Keystone clients are important because they provide a skeleton for your business - a support system on which you can grow. They allow you to explore new creative avenues and even take on small, less lucrative or more ephemeral projects when they come along because, if something falls through, you know you'll have a reliable base of work to fall back on.
It takes a while to nurture these types of relationships but believe me, it's worth it.
Remember, every relationship starts the same way, at baseline, with a meeting. Where you take it from there is up to you.
Sometimes, keystone clients come from the most unlikely places. So, especially in the beginning of your freelance career, take people up on invitations to attend events. Get to know other professionals who show a keen interest in getting to know you. Nurture new relationships that arise from other colleagues' introductions. Even if what the potential client does is a bit "out of the box" for you, it never hurts to continue the conversation for a while. That experience might result in another introduction or to a new, exciting project.

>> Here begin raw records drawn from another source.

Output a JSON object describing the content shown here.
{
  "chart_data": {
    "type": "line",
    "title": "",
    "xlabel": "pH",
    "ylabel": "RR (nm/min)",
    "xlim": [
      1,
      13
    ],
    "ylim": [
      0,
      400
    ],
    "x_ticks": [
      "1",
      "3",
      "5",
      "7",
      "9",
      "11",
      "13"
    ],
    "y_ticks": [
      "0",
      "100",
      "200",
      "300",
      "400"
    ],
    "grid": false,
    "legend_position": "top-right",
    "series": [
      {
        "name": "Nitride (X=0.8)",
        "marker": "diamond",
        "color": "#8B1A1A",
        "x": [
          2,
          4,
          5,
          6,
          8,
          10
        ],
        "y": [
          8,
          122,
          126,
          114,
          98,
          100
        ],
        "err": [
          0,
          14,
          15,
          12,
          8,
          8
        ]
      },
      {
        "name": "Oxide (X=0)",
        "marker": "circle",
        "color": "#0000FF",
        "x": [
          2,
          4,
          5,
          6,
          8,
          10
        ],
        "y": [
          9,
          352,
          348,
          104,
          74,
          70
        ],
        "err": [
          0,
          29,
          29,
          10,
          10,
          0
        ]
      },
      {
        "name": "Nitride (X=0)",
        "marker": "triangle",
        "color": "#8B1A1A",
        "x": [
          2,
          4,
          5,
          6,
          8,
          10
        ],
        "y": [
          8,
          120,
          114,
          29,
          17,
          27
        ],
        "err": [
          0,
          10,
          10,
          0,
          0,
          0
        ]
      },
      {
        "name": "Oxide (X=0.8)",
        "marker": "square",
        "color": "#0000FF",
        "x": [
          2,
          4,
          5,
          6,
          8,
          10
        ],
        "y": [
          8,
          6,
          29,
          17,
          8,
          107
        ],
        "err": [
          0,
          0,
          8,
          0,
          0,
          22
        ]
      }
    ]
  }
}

I'm not suggesting you should exhaust valuable time and resources attending as many networking events as possible or that you continue conversations or negotiations with potential clients you feel instinctively incompatible with. I am suggesting an open-minded approach to networking. You never know where that random lunch with an old supervisor, touch-base phone call with an old friend or cocktail party invite might lead.
Practice controlled optimism. Who knows, that all-important keystone client could be sitting right across the table.